Ce qui étonnait chez ce compositeur à la renommée universelle, c’était l’extrême simplicité avec laquelle il accomplissait son service. Une de ses plus grandes joies était d’improviser sur le plain-chant. Il cherchait toujours à respecter au mieux la tonalité de la fête célébrée, la couleur des lectures du jour.
Puisant dans la richesse du cycle liturgique, c’est à l’orgue de la Trinité que Messiaen a expérimenté ses timbres variés et trouvé l’inspiration de ses principales œuvres : la Nativité, la Transfiguration, l’Ascension, la Pentecôte, le mystère de la Sainte-Trinité, l’Eucharistie...
Des quatre coins du monde on venait écouter cette “musique-vitrail, véritable arc-en-ciel théologique”.
La fontaine à couleurs
L’instrument original de cette peinture acoustique gagna en 1934 sept nouveaux jeux, et une machine pneumatique au Positif.
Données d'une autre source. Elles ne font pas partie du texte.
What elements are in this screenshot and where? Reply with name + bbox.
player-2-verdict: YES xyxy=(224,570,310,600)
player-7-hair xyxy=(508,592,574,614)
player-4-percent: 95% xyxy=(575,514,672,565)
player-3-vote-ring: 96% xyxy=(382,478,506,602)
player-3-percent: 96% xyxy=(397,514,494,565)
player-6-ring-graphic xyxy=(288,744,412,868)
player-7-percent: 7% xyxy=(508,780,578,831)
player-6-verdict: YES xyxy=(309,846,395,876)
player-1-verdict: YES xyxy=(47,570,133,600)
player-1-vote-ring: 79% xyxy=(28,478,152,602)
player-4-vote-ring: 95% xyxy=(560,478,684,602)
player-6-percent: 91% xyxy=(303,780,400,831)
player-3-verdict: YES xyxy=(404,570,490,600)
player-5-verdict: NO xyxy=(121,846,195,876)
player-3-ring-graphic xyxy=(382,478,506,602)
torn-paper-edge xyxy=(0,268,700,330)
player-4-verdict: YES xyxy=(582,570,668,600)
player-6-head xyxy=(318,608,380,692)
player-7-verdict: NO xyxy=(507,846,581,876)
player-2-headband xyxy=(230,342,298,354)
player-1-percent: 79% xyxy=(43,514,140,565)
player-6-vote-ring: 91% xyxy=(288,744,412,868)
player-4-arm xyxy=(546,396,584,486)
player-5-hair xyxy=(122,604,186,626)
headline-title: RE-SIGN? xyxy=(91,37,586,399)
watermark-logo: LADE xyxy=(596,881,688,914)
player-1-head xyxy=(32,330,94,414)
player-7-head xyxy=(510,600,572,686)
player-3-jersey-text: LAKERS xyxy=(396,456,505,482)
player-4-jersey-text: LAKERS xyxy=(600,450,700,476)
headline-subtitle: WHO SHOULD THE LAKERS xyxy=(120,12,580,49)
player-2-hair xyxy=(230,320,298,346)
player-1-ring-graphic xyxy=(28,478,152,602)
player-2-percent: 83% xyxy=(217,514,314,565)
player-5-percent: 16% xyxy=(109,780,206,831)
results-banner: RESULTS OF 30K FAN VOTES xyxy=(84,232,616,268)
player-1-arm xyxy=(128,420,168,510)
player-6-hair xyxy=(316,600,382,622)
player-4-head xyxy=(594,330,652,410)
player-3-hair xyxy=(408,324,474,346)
Dans les années soixante, les transmissions de l’orgue furent électrifiées, une console neuve à trois claviers fut installée, huit nouveaux jeux furent ajoutés (pour un total de 61) et l’instrument fut doté d’un combinateur électronique à six combinaisons générales ajustables. Il s’est ainsi enrichi de mixtures (pleins jeux, nazards et tierces) et de batteries d’anches très complètes.
L’attaque put être plus rapide ainsi que les changements de couleurs plus fréquents et plus variés. L’instrument connaît encore un nouveau souffle depuis sa restauration en 1993. Cependant les plus beaux timbres restent ceux de Cavaillé-Coll : les montres, les flûtes, les anches très puissantes, l’extraordinaire basson 16, et le merveilleux quintaton du Positif.
S’il existe dans le monde beaucoup d’instruments plus grands et grandioses que l’orgue de la Trinité celui-ci, au jugement d’Olivier Messiaen, les égale en puissance, en majesté, et les surpasse peut-être pour le mystère et la poésie.

- Messiaen à l’orgue de la Trinité
D’autre part, on peut tout jouer à la Trinité : il ne s’agit pas seulement d’un orgue romantique sur lequel ne seraient possibles que des toccatas fracassantes ou des suavités à la César Franck.
L’instrument doté de nombreuses mixtures convient parfaitement à Cabezon, Frescobaldi, Nicolas de Grigny. La beauté de ses cornets (et spécialement le cornet du Positif qui est le cornet solo de l’instrument) se prête admirablement aux chorals ornés de Jean-Sébastien Bach.
Le fait que chaque jeu est extraordinairement “typé” sert à merveille la musique moderne, de Marcel Dupré à Charles Tournemire aux contemporains les plus avancés.
A la Trinité, les proportions acoustiques sont bonnes : pas de sécheresse, pas de brouillage, mais une quantité suffisante d’“aura” et de rebondissement du son pour assurer la poésie harmonique en même temps que la précision des attaques.
Si l’organiste sait doser ses registrations et ménager de temps à autre les silences nécessaires, toute la musique “passe” et “sonne” dans le fracas le plus tonitruant comme dans les détails les plus mystérieux et les plus lointains.
Mais Messiaen projetait encore dans ses dernières années l’ajout de quelques teintes...
Ce texte provient d’un article du Père Francis Kohn (ancien curé de la Trinité), puis d’une note d’Olivier Messiaen.